Irrespective of the form an insult takes, it has devastating effects on the child. Despite this fact, it is a common experience of an average Nigerian child. In fact, there is hardly a Nigerian adult that did not experience any of the above listed forms of insult as a child. This however does not make this act right.
Having looked at the negative effects of insult on children, any parent that really wants to provide the needed support for the child must abstain or avoid the use of insult as a disciplinary tool.

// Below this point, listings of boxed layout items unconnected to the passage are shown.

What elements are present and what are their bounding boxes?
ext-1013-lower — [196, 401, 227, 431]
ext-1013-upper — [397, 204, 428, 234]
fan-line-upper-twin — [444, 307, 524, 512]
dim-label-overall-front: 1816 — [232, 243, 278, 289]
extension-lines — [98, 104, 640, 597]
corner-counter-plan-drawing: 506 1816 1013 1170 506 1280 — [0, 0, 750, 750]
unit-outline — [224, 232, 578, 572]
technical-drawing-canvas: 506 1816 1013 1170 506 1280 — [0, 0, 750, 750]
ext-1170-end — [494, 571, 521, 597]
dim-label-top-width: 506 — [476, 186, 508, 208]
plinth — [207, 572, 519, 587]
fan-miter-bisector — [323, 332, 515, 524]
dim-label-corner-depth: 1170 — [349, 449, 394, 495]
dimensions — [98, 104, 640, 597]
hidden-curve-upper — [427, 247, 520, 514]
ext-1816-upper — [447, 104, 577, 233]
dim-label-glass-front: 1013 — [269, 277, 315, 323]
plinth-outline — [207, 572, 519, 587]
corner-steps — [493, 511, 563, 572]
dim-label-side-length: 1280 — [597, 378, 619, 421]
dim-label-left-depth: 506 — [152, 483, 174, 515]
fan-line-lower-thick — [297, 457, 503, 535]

If this act is already in existence, parents must make deliberate effort towards total elimination. You must understand that although physical abuse, as a disciplinary tool may remedy the error at the present time it causes more damage in later years. Suggestions on alternative discipline approach to insult and use of physical force are provided in later sections.
A physical abuse, worthy of special mention is sexual abuse. This is necessary due to how prevalent it has become in our present time and the wide range of long – lasting (if not permanent) negative effects it has on children.